Measured cut
Surplus and SBP’s forex purchases cushioned impact of country’s large ongoing debt repayments
Defying expectations that it would keep its key interest rate unchanged, the Monetary Policy Committee (MPC) decided to cut the policy rate by 100 basis points or 1.0 per cent to 11.0 per cent on Monday. The MPC noted in the statement announcing its decision that inflation declined sharply during March and April, clocking in at 0.70 per cent and 0.28 per cent respectively, mainly due to a reduction in administered electricity prices and a continued downtrend in food inflation. This represents a six-month downward trend, and the April inflation reading is also the lowest in six decades. Beyond record-low inflation, March saw a record high in workers’ remittances, helping drive the current account to a $1.2 billion surplus. The surplus and the SBP’s forex purchases cushioned the impact of the country’s large ongoing debt repayments. But, despite these improvements, the MPC has emphasised that the heightened global uncertainty surrounding trade tariffs and geopolitical developments could pose challenges for the economy. This clearly refers to the tariff onslaught by US President Donald Trump and the sabre-rattling from India following the Pahalgam attack. Most analysts had expected these concerns to keep the MPC from lowering rates further, as it had done in March. However, the latter was of the view that the real policy rate remains adequately positive to stabilise inflation and ensure substantial economic growth, but also emphasised the importance of maintaining a measured monetary policy stance.

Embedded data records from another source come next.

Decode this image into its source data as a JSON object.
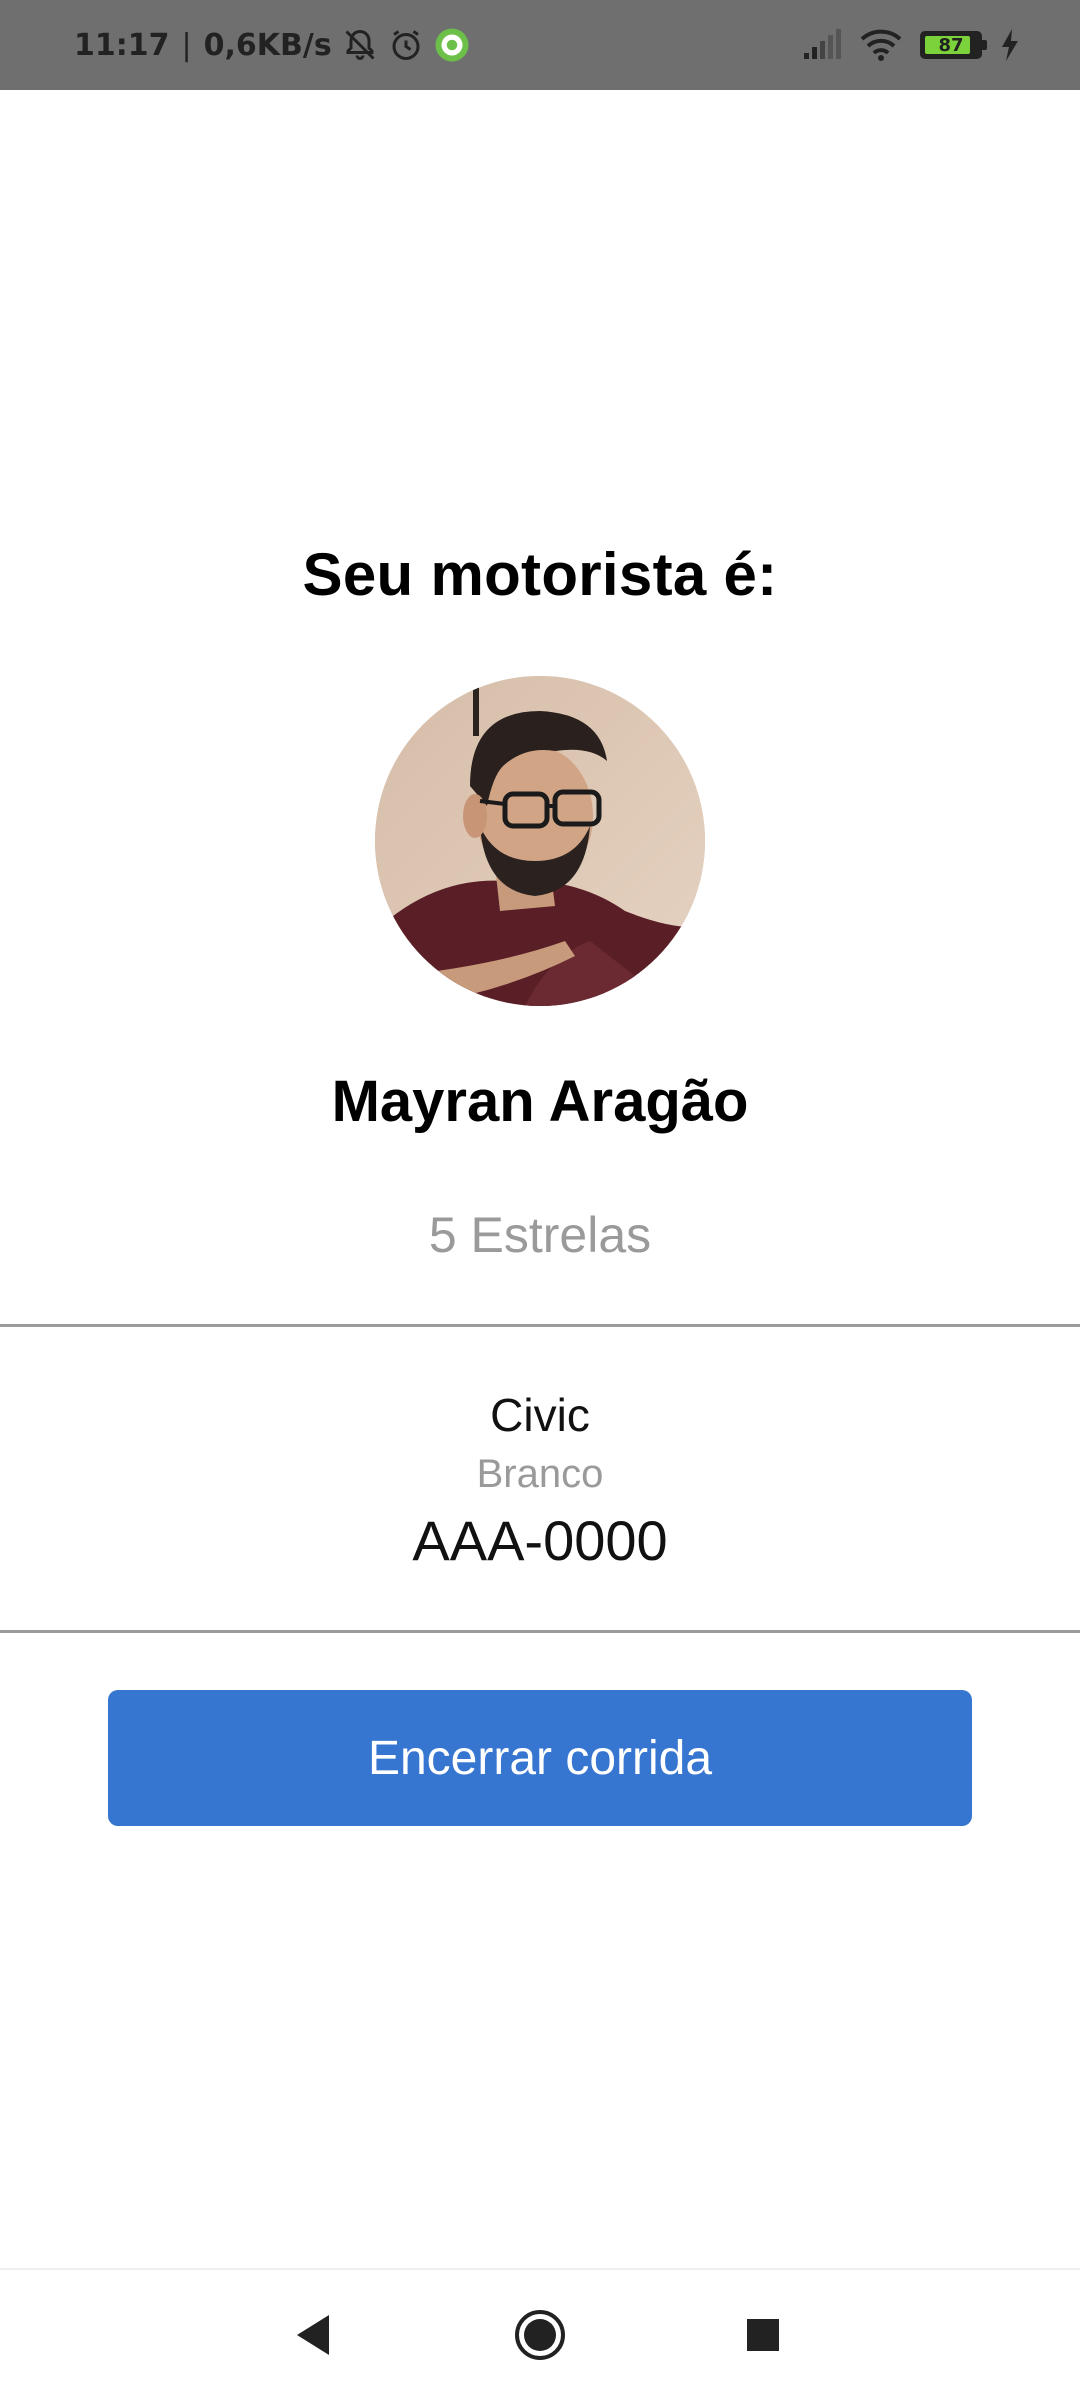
{
  "status_bar": {
    "time": "11:17",
    "net_speed": "0,6KB/s",
    "battery_level": "87",
    "battery_fraction": 0.87,
    "icons": [
      "silent-bell-icon",
      "alarm-icon",
      "app-notification-icon",
      "signal-icon",
      "wifi-icon",
      "battery-icon",
      "charging-bolt-icon"
    ]
  },
  "screen": {
    "title": "Seu motorista é:",
    "driver_name": "Mayran Aragão",
    "rating": "5 Estrelas",
    "car": {
      "model": "Civic",
      "color": "Branco",
      "plate": "AAA-0000"
    },
    "end_ride_button": "Encerrar corrida"
  },
  "nav_bar": {
    "icons": [
      "back-icon",
      "home-icon",
      "recents-icon"
    ]
  },
  "colors": {
    "status_bar_bg": "#6f6f6f",
    "button_bg": "#3676d0",
    "muted_text": "#9a9a9a",
    "divider": "#9b9b9b",
    "battery_fill": "#7bd23a"
  }
}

While there is much to be said about how the government’s monetary stance has eased inflation, the growth revival remains elusive. Provisional real GDP growth for the second quarter of FY25 was reported at 1.70 per cent year-on-year, whereas Q1 growth was revised up to 1.30 per cent from 0.90 per cent. These are some pretty tepid numbers for a country with the population growth of Pakistan and the Trump tariffs saga has only dampened growth forecasts, with the IMF lowering Pakistan’s growth projection from 3.0 per cent to 2.6 per cent for the current fiscal year in its latest World Economic Outlook report. And while prices might no longer be rising as fast, they are still too high for many people to cope with. For all the progress that the government has made in stabilising the economy since last year, the need for reforms remains as urgent as ever and the signs on this front are not exactly encouraging.
The effort to establish a proper revenue or tax collection system in the country, arguably the most crucial part of the reform agenda, continues to struggle. The MPC noted in its statement that the shortfall in tax collection has continued to widen. This is despite efforts to enhance tax collection, mainly by focusing on the salaried classes. It is now past time that the government made a more concerted effort to go after those that have long avoided taxation despite being well able to pay. In this context, the passage of agricultural tax bills by the provinces is an encouraging sign and these initiatives have to be properly implemented. Beyond taxes, the privatisation of loss-making SOEs is still there to be done and the country still needs to find ways to attract more foreign investment. None of this is to downplay the government’s success in combating inflation. But without an economy that can grow fast enough to meet the needs of its people and a state that can actually pay its bills, low inflation will not last for long.